Linear Regression
LR.
Linear Regression is an important introductary topic for those who are starting out in machine learning / statistics.
Understanding the main concept behind it is essential as it will allow you to transition into other complex algorithms.
Linear Regression falls under Supervised Learning. This means we are provided with the input and output values, and we try to predict an outcome based on this information. As the name suggests, Linear regression is a form of regression analysis (as opposed to Classification). In this instance, we are trying to predict a continious variable i.e temperature or prices instead of labels.
The Aim
The aim of linear regression is simple: we want to draw a line which fits our data the best!. The line of best fit is the line which which is obtained after minimizing the error.
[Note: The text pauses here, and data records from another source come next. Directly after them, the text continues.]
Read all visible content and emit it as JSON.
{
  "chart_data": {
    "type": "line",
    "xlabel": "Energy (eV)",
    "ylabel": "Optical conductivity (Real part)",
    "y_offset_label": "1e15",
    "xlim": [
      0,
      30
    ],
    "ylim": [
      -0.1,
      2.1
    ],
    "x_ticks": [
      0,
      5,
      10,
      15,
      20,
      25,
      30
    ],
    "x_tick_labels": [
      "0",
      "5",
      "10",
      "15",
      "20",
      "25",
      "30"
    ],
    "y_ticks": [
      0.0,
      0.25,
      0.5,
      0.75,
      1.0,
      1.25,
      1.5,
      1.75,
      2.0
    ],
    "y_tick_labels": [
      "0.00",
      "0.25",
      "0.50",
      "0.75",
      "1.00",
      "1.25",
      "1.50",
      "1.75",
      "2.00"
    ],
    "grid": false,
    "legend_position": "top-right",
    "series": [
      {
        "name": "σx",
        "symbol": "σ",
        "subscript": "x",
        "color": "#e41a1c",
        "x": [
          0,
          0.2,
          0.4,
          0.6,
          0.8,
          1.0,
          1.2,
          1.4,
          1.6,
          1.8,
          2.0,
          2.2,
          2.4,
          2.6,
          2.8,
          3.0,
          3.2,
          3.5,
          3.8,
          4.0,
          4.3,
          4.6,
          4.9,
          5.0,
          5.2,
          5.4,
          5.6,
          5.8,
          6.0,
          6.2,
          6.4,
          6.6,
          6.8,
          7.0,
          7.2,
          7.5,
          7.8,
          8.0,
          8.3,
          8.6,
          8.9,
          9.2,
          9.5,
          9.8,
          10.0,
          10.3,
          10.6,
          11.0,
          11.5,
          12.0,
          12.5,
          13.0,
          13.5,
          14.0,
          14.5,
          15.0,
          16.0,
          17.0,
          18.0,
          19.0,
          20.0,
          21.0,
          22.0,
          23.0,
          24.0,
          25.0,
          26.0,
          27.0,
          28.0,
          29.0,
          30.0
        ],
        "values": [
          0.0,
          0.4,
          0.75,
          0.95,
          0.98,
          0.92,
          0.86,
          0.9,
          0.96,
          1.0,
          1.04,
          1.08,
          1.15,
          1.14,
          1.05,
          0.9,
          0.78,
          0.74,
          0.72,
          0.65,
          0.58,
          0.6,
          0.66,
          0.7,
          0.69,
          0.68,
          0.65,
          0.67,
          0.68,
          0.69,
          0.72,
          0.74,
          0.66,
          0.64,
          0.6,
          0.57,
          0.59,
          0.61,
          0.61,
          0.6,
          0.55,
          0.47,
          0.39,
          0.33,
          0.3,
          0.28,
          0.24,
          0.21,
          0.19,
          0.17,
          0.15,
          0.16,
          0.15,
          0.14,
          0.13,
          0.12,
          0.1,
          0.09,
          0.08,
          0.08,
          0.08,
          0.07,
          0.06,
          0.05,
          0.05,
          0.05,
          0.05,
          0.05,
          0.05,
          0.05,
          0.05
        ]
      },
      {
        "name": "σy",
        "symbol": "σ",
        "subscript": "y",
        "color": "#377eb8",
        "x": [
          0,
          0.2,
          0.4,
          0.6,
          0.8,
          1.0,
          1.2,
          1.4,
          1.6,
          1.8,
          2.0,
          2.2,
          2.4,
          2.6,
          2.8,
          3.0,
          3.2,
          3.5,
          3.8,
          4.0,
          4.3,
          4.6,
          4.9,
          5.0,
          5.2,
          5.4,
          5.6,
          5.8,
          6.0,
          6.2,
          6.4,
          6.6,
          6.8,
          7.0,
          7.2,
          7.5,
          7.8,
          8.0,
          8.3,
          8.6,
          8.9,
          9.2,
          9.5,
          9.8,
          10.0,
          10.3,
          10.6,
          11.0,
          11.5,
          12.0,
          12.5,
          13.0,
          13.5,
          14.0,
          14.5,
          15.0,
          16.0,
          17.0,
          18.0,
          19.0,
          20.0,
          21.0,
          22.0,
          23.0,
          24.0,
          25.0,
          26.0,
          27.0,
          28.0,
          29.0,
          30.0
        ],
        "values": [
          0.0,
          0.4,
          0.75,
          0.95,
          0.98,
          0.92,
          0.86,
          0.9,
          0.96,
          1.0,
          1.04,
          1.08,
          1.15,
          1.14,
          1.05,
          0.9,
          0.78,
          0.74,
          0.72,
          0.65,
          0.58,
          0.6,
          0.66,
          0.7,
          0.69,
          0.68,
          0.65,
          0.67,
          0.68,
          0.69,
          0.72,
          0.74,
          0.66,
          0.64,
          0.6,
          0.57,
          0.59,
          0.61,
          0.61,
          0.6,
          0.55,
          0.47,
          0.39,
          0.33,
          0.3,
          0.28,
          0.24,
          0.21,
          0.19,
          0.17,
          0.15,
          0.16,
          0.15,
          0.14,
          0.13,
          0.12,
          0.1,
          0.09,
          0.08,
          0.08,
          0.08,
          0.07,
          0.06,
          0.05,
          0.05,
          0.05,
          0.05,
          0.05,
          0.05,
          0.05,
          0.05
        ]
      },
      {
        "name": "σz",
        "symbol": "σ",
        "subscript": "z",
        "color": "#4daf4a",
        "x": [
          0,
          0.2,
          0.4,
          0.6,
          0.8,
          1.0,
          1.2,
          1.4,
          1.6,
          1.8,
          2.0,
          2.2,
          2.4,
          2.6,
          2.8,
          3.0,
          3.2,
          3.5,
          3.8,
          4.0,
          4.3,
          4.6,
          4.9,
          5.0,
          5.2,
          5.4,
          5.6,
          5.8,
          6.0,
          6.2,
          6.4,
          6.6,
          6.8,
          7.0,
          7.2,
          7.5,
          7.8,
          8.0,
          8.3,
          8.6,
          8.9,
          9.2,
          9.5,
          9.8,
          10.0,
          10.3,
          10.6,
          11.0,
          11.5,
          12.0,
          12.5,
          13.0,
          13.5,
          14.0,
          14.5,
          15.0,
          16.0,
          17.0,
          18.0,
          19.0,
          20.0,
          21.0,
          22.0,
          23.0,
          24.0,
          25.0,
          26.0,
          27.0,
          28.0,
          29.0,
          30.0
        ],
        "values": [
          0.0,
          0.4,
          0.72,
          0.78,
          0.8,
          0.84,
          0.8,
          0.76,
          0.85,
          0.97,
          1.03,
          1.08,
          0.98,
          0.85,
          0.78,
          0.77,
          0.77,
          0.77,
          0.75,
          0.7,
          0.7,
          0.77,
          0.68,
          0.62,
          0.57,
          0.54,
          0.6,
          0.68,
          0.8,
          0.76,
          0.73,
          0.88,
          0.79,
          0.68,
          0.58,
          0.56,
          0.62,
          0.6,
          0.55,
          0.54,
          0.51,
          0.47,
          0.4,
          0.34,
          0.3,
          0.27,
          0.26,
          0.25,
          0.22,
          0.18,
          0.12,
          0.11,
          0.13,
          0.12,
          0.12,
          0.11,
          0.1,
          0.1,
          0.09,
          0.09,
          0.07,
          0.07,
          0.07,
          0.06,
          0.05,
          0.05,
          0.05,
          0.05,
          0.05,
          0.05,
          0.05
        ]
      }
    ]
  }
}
Usually, it is the sum of squared error (SSE).
Straight Line Equation
But before we get into detail on minimizing the SSE, we must first know the equation used to draw a straight line. This equation, which you most likely have come accross at somepoint is \(y = mx + b\). (Note that it can be expressed in other forms such as y=ax+b etc..). Lets break it down:
- y represents the dependent variable (the variable that we measured)
- m is the slope (the gradient of the line)
- x is the indepent variable (the variable we change)
- b is the y-intercept
assumptions
It is important to know that the main assumption of Linear Regression, as the name suggests, is that the relationship between X and Y is linear. If the data is linear, we can assume that our predictions will be accurate.